Fig. 4. CeSta leverages informative features and combines weaker classifiers.

a Feature importance as determined by CeSta, represented by the mean absolute SHAP value (x-axis) for the top significant features (y-axis). b Top significant features’ impact on CeSta output using SHAP values (x-axis) across all 50 PDXs in the CR-PDX validation set (scatter dots). The most important features in (a) have the greatest impact on model outcomes, with a clear separation between positive and negative effects. c Performance of CeSta’s top features on IRCC PDXs and the external cohort.

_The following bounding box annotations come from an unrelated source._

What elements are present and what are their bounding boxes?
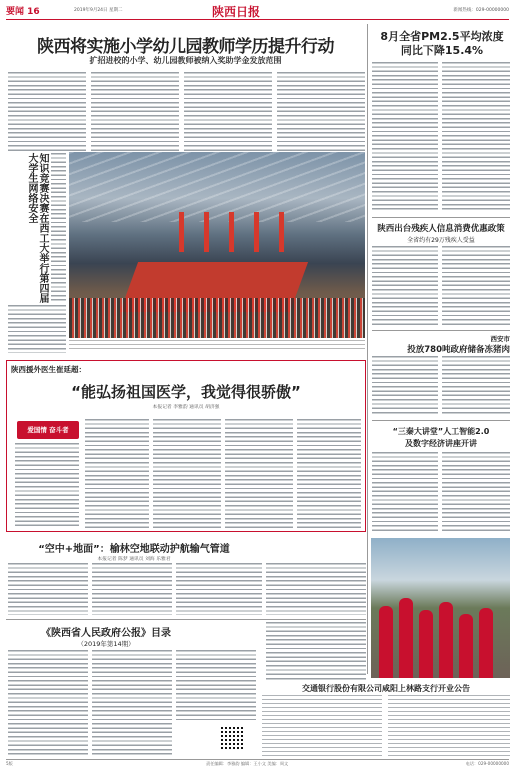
lead-text-col-1: [8, 72, 86, 152]
pm-text-col-1: [372, 62, 438, 212]
masthead-rule: [6, 19, 509, 20]
bank-notice-title: 交通银行股份有限公司咸阳上林路支行开业公告: [302, 684, 470, 693]
feature-text-col-1: [85, 419, 149, 529]
page-footer: [6, 759, 509, 766]
bank-notice: [262, 683, 510, 758]
gazette-issue: （2019年第14期）: [77, 640, 135, 648]
feature-kicker: 陕西援外医生崔延超：: [11, 365, 86, 374]
side-story-text: [8, 305, 66, 353]
qr-code-icon: [221, 725, 245, 749]
feature-byline: 本报记者 李雅韵 通讯员 胡济强: [152, 405, 220, 410]
issue-date: 2019年9月24日 星期二: [74, 8, 123, 13]
column-divider: [367, 24, 368, 674]
feature-text-col-3: [225, 419, 293, 529]
gazette-list-col-3: [176, 650, 256, 722]
side-story-text-narrow: [51, 153, 66, 303]
ai-headline: “三秦大讲堂”人工智能2.0: [392, 427, 490, 436]
masthead: [6, 4, 509, 18]
middle-text-col-3: [176, 563, 262, 615]
lead-text-col-3: [184, 72, 272, 152]
xian-headline: 投放780吨政府储备冻猪肉: [407, 345, 510, 355]
xian-text-col-2: [442, 356, 510, 416]
bank-notice-text-2: [388, 695, 510, 757]
gymnasium-photo: [69, 152, 365, 338]
footer-phone: 电话：029-00000000: [465, 761, 509, 766]
middle-text-col-2: [92, 563, 172, 615]
feature-series-badge: 爱国情 奋斗者: [17, 421, 79, 439]
lead-text-col-2: [91, 72, 179, 152]
pm-headline-2: 同比下降15.4%: [400, 44, 484, 57]
footer-editor: 责任编辑：李雅韵 编辑：王小文 美编：周文: [206, 761, 289, 766]
marathon-text: [266, 622, 366, 680]
ai-text-col-2: [442, 452, 510, 532]
gazette-list-col-2: [92, 650, 172, 756]
disabled-headline: 陕西出台残疾人信息消费优惠政策: [377, 224, 505, 234]
pm-headline: 8月全省PM2.5平均浓度: [380, 30, 504, 43]
gazette-list-col-1: [8, 650, 88, 756]
middle-headline: “空中+地面”：榆林空地联动护航输气管道: [38, 544, 230, 555]
side-story-headline: 知识竞赛决赛在西工大举行第四届大学生网络安全: [26, 153, 48, 303]
paper-logo: 陕西日报: [212, 5, 261, 19]
feature-text-col-2: [153, 419, 221, 529]
xian-kicker: 西安市: [490, 335, 510, 343]
middle-byline: 本报记者 陈梦 通讯员 刘海 乐雅君: [97, 557, 171, 562]
feature-text-col-4: [297, 419, 361, 529]
feature-text-col-0: [15, 443, 79, 529]
disabled-text-col-2: [442, 246, 510, 326]
photo-caption: [69, 340, 365, 352]
right-divider-1: [372, 217, 510, 218]
edition-label: 要闻 16: [6, 7, 40, 17]
feature-box: [6, 360, 366, 532]
lead-subhead: 扩招进校的小学、幼儿园教师被纳入奖助学金发放范围: [89, 56, 282, 65]
disabled-text-col-1: [372, 246, 438, 326]
feature-headline: “能弘扬祖国医学，我觉得很骄傲”: [71, 383, 301, 401]
xian-text-col-1: [372, 356, 438, 416]
gazette-title: 《陕西省人民政府公报》目录: [41, 628, 171, 639]
right-divider-2: [372, 330, 510, 331]
marathon-photo: [371, 538, 510, 678]
right-divider-3: [372, 420, 510, 421]
pm-text-col-2: [442, 62, 510, 212]
disabled-subhead: 全省约有29万残疾人受益: [407, 237, 475, 244]
lead-headline: 陕西将实施小学幼儿园教师学历提升行动: [37, 37, 334, 57]
ai-headline-2: 及数字经济讲座开讲: [405, 439, 477, 448]
middle-text-col-1: [8, 563, 88, 615]
middle-divider: [6, 619, 366, 620]
middle-text-col-4: [266, 563, 366, 615]
ai-text-col-1: [372, 452, 438, 532]
bank-notice-text-1: [262, 695, 382, 757]
lead-text-col-4: [277, 72, 365, 152]
footer-left: 5版: [6, 761, 13, 766]
hotline-text: 新闻热线：029-00000000: [453, 8, 509, 13]
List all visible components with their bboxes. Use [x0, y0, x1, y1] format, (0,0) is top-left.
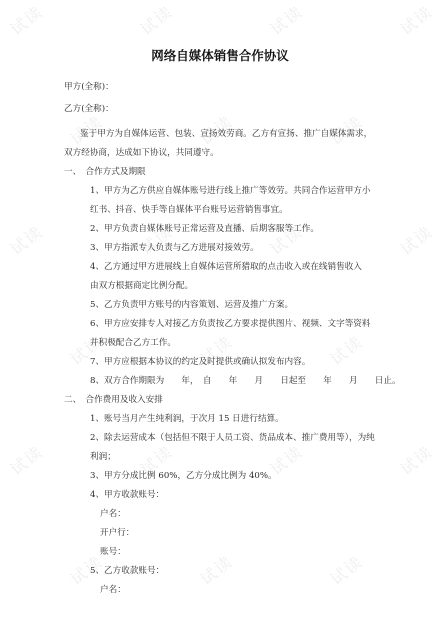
watermark: 试读 — [66, 551, 107, 589]
section-2-item: 2、除去运营成本（包括但不限于人员工资、货品成本、推广费用等），为纯 — [90, 433, 375, 443]
watermark: 试读 — [266, 1, 307, 39]
account-number-label: 账号： — [100, 547, 126, 557]
watermark: 试读 — [196, 111, 237, 149]
preamble-line: 鉴于甲方为自媒体运营、包装、宣扬效劳商。乙方有宣扬、推广自媒体需求， — [80, 129, 373, 139]
section-1-item: 4、乙方通过甲方进展线上自媒体运营所猎取的点击收入或在线销售收入 — [90, 262, 362, 272]
section-2-heading: 二、 合作费用及收入安排 — [64, 395, 163, 405]
party-b-label: 乙方(全称)： — [64, 104, 114, 114]
watermark: 试读 — [396, 441, 437, 479]
section-1-item: 8、双方合作期限为 年， 自 年 月 日起至 年 月 日止。 — [90, 376, 401, 386]
watermark: 试读 — [266, 441, 307, 479]
watermark: 试读 — [6, 1, 47, 39]
watermark: 试读 — [196, 551, 237, 589]
watermark: 试读 — [136, 1, 177, 39]
watermark: 试读 — [396, 1, 437, 39]
section-2-item: 5、乙方收款账号： — [90, 566, 165, 576]
section-2-item: 1、账号当月产生纯利润，于次月 15 日进行结算。 — [90, 414, 284, 424]
watermark: 试读 — [196, 331, 237, 369]
watermark: 试读 — [326, 331, 367, 369]
section-1-item: 5、乙方负责甲方账号的内容策划、运营及推广方案。 — [90, 300, 294, 310]
section-1-item: 红书、抖音、快手等自媒体平台账号运营销售事宜。 — [90, 205, 288, 215]
watermark: 试读 — [136, 441, 177, 479]
account-holder-label: 户名： — [100, 585, 126, 595]
section-1-item: 6、甲方应安排专人对接乙方负责按乙方要求提供图片、视频、文字等资料 — [90, 319, 371, 329]
bank-label: 开户行： — [100, 528, 135, 538]
party-a-label: 甲方(全称)： — [64, 82, 114, 92]
section-1-item: 2、甲方负责自媒体账号正常运营及直播、后期客服等工作。 — [90, 224, 319, 234]
watermark: 试读 — [326, 111, 367, 149]
section-1-item: 并积极配合乙方工作。 — [90, 338, 176, 348]
watermark: 试读 — [266, 221, 307, 259]
section-2-item: 3、甲方分成比例 60%，乙方分成比例为 40%。 — [90, 471, 277, 481]
section-2-item: 利润； — [90, 452, 116, 462]
watermark: 试读 — [136, 221, 177, 259]
section-1-item: 由双方根据商定比例分配。 — [90, 281, 194, 291]
section-1-heading: 一、 合作方式及期限 — [64, 167, 146, 177]
watermark: 试读 — [6, 441, 47, 479]
account-holder-label: 户名： — [100, 509, 126, 519]
watermark: 试读 — [326, 551, 367, 589]
section-1-item: 3、甲方指派专人负责与乙方进展对接效劳。 — [90, 243, 259, 253]
watermark: 试读 — [66, 331, 107, 369]
section-1-item: 1、甲方为乙方供应自媒体账号进行线上推广等效劳。共同合作运营甲方小 — [90, 186, 371, 196]
watermark: 试读 — [396, 221, 437, 259]
watermark: 试读 — [6, 221, 47, 259]
preamble-line: 双方经协商，达成如下协议，共同遵守。 — [64, 148, 219, 158]
document-title: 网络自媒体销售合作协议 — [151, 48, 289, 63]
watermark: 试读 — [66, 111, 107, 149]
section-2-item: 4、甲方收款账号： — [90, 490, 165, 500]
section-1-item: 7、甲方应根据本协议的约定及时提供或确认拟发布内容。 — [90, 357, 311, 367]
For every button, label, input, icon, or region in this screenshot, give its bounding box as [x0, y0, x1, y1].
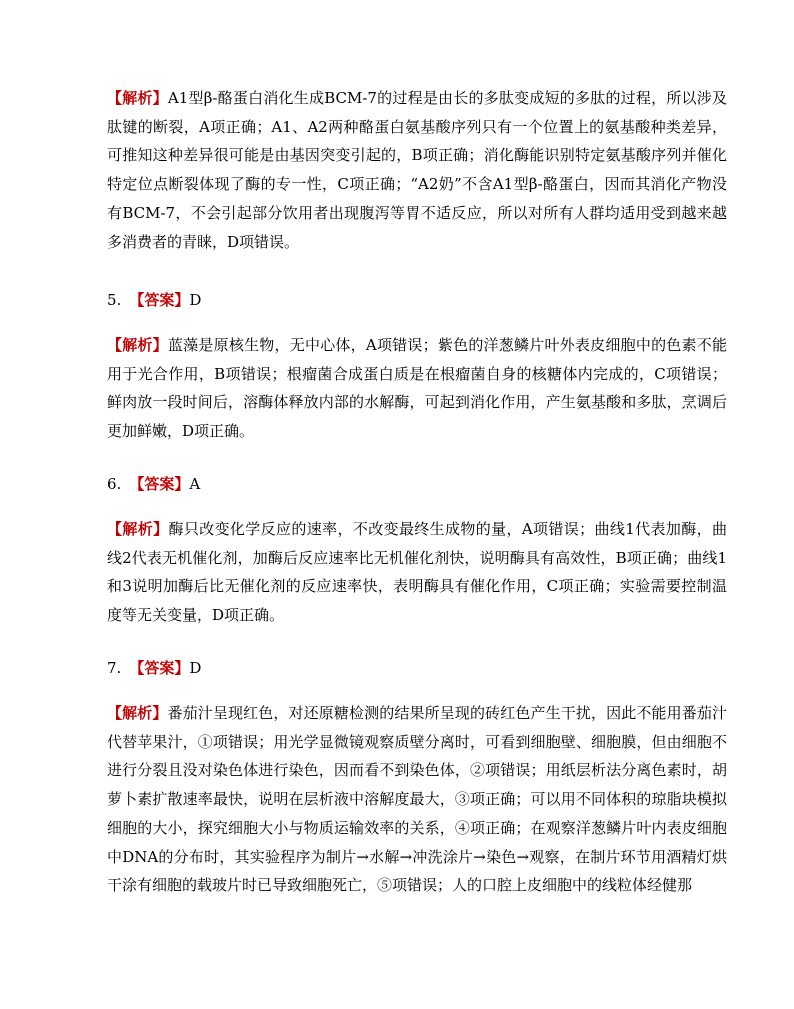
question-number: 5. — [107, 291, 122, 309]
analysis-tag: 【解析】 — [107, 89, 168, 107]
analysis-tag: 【解析】 — [107, 336, 168, 354]
analysis-text: 番茄汁呈现红色，对还原糖检测的结果所呈现的砖红色产生干扰，因此不能用番茄汁代替苹果汁，①项错误；用光学显微镜观察质壁分离时，可看到细胞壁、细胞膜，但由细胞不进行分裂且没对染色体进行染色，因而看不到染色体，②项错误；用纸层析法分离色素时，胡萝卜素扩散速率最快，说明在层析液中溶解度最大，③项正确；可以用不同体积的琼脂块模拟细胞的大小，探究细胞大小与物质运输效率的关系，④项正确；在观察洋葱鳞片叶内表皮细胞中DNA的分布时，其实验程序为制片→水解→冲洗涂片→染色→观察，在制片环节用酒精灯烘干涂有细胞的载玻片时已导致细胞死亡，⑤项错误；人的口腔上皮细胞中的线粒体经健那 — [107, 704, 727, 895]
answer-value: A — [189, 475, 201, 493]
analysis-tag: 【解析】 — [107, 704, 168, 722]
analysis-paragraph-5 — [107, 331, 727, 446]
answer-tag: 【答案】 — [129, 659, 190, 677]
answer-line-6 — [107, 470, 200, 498]
question-number: 6. — [107, 475, 122, 493]
answer-line-7 — [107, 654, 201, 682]
analysis-paragraph-6 — [107, 515, 727, 630]
answer-line-5 — [107, 286, 201, 314]
answer-tag: 【答案】 — [129, 475, 190, 493]
analysis-text: 酶只改变化学反应的速率，不改变最终生成物的量，A项错误；曲线1代表加酶，曲线2代表无机催化剂，加酶后反应速率比无机催化剂快，说明酶具有高效性，B项正确；曲线1和3说明加酶后比无催化剂的反应速率快，表明酶具有催化作用，C项正确；实验需要控制温度等无关变量，D项正确。 — [107, 520, 727, 625]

The relationship between a feature’s SHAP values and cetuximab sensitivity on the train set (full IRCC PDX set, x-axis) and test set (CR PDX set), after removing other features’ effects (partial correlation, parSHAP). Dot size and colour indicate a feature’s mean absolute SHAP value on the training set. Dots closer to the diagonal indicate consistent performance across train and test sets. Key features like KRAS mutation and EREG expression align closely with the diagonal, indicating a good fit or slight underfitting. d Underperformance of CMP-trained features on the external cohort. The relationship between CatBoostCMP feature SHAP values and cetuximab sensitivity on the train (panCMP set) and test (CR-PDX) sets, after removing other features’ effects. Dot size and colour represent a feature’s impact on model prediction. Many top features of this model fall in the lower right quadrant, indicating overfitting. e AUROC confidence intervals (CI, 95%) for CeSta (blue), three level 1 classifiers (orange), the catBoost model trained on the panCMP dataset (green), and the same catBoost model retrained on the IRCC-PDX dataset. CeSta shows a slight performance improvement over the best level 1 classifier, with overlapping CIs. The cell-line-trained CatBoost classifier poorly predicts cetuximab sensitivity in PDXs, but retraining improves its performance. Source data are provided as a Source Data file.